How the SMZ3 Randomizer Works

Have you heard of the Super Metroid and A Link to the Past Crossover Randomizer? Most randomizers take a single game and juggle the stuff within it so that it is still basically the same game in the same engine but with items and enemies in different places. This one takes two games and produces a single program that cross-cuts back and forth between both. This is not some emulator-level intervention like we see with projects like the Archipelago cross-game system; it's actually a single virtual SNES cartridge that has both games and keeps them both functioning simultaneously, and it will run just fine on actual hardware. This is a pretty mind-boggling thing to do to games of this era, and so one fine day I decided to dig into how this actually worked.

The short answer that I first ran into is that this works because A Link to the Past (henceforth LttP) and Super Metroid (henceforth SM) just didn't have any of their actual program ROM overlap at any point. That's real weird on the face of it, but turns out to be the least miraculous part of this. It falls out of how the SNES sets up its memory.

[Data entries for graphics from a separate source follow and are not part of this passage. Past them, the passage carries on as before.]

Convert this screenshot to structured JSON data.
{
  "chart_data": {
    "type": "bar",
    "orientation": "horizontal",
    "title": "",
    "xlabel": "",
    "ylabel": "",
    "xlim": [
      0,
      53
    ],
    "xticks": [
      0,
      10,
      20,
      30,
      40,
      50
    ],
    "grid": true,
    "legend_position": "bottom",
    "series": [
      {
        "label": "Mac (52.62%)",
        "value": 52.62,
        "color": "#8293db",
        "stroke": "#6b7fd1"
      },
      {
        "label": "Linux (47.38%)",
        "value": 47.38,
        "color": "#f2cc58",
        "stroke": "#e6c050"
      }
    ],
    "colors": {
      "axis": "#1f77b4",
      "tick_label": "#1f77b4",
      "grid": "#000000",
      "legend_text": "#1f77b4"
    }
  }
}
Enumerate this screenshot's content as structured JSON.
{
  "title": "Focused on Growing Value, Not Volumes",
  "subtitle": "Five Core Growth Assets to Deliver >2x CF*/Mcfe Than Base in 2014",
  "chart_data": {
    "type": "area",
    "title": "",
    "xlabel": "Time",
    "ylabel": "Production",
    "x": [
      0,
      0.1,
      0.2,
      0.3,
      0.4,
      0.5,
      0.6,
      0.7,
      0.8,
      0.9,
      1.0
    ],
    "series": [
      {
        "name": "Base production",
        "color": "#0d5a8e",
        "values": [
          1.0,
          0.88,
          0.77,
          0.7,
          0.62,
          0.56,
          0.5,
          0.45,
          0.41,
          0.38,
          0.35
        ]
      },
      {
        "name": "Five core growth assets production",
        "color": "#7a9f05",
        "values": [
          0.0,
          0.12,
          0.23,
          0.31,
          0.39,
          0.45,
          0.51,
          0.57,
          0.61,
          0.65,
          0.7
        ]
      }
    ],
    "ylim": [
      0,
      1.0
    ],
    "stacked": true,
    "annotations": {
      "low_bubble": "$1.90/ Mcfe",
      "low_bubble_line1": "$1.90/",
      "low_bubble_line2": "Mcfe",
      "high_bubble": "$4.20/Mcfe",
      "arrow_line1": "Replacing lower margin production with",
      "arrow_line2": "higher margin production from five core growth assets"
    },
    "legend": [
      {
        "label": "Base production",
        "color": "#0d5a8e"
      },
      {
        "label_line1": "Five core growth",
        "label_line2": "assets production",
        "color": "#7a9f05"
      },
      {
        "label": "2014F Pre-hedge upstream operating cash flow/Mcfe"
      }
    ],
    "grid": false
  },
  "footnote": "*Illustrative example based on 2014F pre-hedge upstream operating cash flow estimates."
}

The SNES has 16MB of address space, and it's divided into 256 "banks" of 64KB each. The "top" 128 banks (80-FF) can run 33% faster than the "bottom" ones. The idea here was that more expensive (or just more modern) ROM chips could respond faster and thus could get more power out of the SNES, but if you didn't need it, you could make cheaper carts. If your game is 4MB or less (which is most of them, including both SM and LttP), there are two copies of the ROM in memory, one in the fast place, one in the slow place. So the first part of this is solved by using a virtual cartridge that matches the really big games like Chrono Trigger, which hold nearly 8MB of stuff, and just put SM in the fast part and LttP in the slow part. (LttP is only 1MB, so the "nearly" 8MB doesn't become a problem. SM is basically All Four Megs.)

So that "astounding coincidence" just boils down to "SM was manufactured later, when fast ROM was cheaper." That is not the terrifying sorcery.

What is the terrifying sorcery is that there were two ways to set up your cartridge if you were 4MB or less, which I will call "the Super Metroid Way" and "the Final Fantasy 6 Way". In the SM way, your 4MB of code and data gets divided up 32KB at a time and takes up half of each of the 64KB banks (4MB / 32KB = 128 banks required, and it's mirrored into the fast/slow parts). In the FF6 way, your code and data gets divided up 64KB at a time and takes up 64 banks, with half of each of those banks copied into the other 64. Some banks can only take 32KB of ROM, and they use the other 32KB for stuff like RAM and I/O. That's pretty important, so even in FF6 mode you're usually not in your "real" banks. It's a kind of weird setup, but for the Super Metroid setup it's really convenient, especially if you're 2MB or less like, oh, LttP.

Which brings us to the part that is completely wild. Chrono Trigger style carts work like FF6, not like SM or LttP. Now, Link to the Past can be made to work in this setup almost completely transparently anyway; you just use the 32KB parts of each 64KB bank that LttP actually did and either ignore the rest or use it for the actual new rando logic/data. (You have a free megabyte to use here! This is why an SMZ3 cart is exactly 1MB more than the 5MB that are SM and LttP summed up.)

But Super Metroid has to be restructured out of the SM memory layout into the FF6 one. Here's where the miracle happens. It turns out that every place where this would matter—every bit of SM that isn't in that first 2MB where you can fake SM-like behavior in a Chrono Trigger cart—is data, and not only data but compressed data. So they took all that data, shifted its location by 32KB so it's taking up the rest of the now-64KB bank that was its original bank, and were able to make all this work simply by modifying the data decompression routines to shift the source address by 32KB if it detects that it was in the top 2MB originally. So the actual cartridge data in SM is shuffled together like a deck of playing cards, and they get it to work anyway with only like 300 instructions worth of modification and extension.

This is a completely unreasonable effect for so small an extension. There is indeed some incredible serendipity that makes this possible after all... we just had to dig into it a little to find it.